Perry did do some things well. He engaged Romney on the jobs issue and got the better of the exchange. He just knows how to present a case better than Romney can. Romney talked way too fast, and it was hard to follow his points, especially about what he had done with his own company. Perry just said he had created a million jobs, and 95 percent were above minimum wage. He said the first thing he will do as president is grant a waiver from Obamacare for all fifty states. Probably his best answer was to the question about executions that had taken place on his watch. He was tough as nails when he said that people who came into Texas and killed our citizens would receive justice. Great stuff for primary voters, but independents will take away from this debate the overall impression that he is out of the mainstream on some fundamental issues, like social security, and on peripheral issues such as global warming and evolution.
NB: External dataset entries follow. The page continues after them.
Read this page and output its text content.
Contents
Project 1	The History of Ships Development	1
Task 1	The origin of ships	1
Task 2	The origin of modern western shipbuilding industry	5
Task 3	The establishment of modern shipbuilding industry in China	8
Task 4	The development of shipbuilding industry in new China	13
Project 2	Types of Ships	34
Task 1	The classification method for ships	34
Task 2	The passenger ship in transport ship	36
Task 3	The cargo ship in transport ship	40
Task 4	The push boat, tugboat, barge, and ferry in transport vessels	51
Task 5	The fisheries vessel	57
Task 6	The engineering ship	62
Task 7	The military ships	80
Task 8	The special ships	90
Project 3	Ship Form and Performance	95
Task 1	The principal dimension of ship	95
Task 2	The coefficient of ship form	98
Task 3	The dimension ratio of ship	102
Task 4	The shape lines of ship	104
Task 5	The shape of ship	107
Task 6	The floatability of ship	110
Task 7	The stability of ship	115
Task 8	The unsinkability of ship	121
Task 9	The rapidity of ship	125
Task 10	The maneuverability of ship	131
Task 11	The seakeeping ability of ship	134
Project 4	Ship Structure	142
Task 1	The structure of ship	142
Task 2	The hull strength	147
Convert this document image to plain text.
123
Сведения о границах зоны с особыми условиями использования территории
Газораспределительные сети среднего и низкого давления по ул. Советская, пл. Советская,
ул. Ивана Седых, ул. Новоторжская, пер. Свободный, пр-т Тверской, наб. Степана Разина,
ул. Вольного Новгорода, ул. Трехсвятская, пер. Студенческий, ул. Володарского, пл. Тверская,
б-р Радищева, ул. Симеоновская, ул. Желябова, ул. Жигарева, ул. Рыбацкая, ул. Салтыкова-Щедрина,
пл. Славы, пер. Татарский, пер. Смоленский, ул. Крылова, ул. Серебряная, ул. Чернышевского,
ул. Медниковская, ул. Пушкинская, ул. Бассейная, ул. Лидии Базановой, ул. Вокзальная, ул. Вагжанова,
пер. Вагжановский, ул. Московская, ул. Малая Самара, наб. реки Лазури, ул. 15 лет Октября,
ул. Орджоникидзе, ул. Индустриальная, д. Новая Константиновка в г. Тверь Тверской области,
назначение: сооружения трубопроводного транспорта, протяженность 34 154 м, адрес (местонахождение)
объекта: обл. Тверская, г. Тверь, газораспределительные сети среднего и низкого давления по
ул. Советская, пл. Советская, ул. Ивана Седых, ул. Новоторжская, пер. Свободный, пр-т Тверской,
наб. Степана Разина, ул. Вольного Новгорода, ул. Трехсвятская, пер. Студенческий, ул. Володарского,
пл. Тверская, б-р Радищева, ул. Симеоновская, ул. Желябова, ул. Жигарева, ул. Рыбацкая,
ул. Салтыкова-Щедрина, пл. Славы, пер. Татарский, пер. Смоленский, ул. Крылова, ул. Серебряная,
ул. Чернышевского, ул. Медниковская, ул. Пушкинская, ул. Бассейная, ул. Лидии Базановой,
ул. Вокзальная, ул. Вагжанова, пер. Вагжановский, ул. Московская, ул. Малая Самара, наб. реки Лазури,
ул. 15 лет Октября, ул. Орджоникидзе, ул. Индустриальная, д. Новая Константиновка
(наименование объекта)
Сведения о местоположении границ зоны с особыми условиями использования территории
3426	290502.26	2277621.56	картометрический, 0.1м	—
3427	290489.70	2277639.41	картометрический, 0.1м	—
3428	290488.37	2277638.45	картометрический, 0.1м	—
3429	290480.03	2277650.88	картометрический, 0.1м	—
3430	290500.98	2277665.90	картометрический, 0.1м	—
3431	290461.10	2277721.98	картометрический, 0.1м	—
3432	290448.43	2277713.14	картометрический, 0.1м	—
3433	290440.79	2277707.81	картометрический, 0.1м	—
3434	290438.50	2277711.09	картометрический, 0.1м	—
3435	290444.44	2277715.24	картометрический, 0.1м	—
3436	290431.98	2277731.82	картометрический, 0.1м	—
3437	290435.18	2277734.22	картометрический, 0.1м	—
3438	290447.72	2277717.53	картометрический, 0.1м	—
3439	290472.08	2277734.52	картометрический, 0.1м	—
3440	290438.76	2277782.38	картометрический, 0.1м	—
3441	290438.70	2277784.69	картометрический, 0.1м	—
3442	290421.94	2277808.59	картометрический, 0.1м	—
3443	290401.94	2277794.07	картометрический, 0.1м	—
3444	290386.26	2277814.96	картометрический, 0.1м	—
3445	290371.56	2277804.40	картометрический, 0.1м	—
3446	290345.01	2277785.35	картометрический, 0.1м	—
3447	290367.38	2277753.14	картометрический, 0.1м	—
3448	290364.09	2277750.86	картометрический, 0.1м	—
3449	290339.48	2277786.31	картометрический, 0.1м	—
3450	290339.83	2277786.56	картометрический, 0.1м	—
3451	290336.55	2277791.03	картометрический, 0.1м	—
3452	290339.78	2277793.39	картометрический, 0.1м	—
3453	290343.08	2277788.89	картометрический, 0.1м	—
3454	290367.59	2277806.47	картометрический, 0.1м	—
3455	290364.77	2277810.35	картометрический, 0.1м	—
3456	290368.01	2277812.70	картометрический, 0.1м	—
The thing about Perry's extreme comments that the mainstream media misses is that they aren't gaffes. They are strategic attempts to lock down his constituency. I think he's foolish to pick a fight over social security, but the same principle holds true. What the tea party is looking for is someone who is a fighter, who will carry the fight to Obama, and Rick Perry demonstrated last night that he is going to do just that.
Perry won the debate last night because he went into the debate as the frontrunner and nothing happened to change that. Huntsman challenged him a little on science, Romney challenged him a little on jobs, but in the end, Perry was clearly the focus of the debate. He didn't alienate anyone on the stage, except maybe Romney, nor do anything that would keep of his current opponents from supporting him.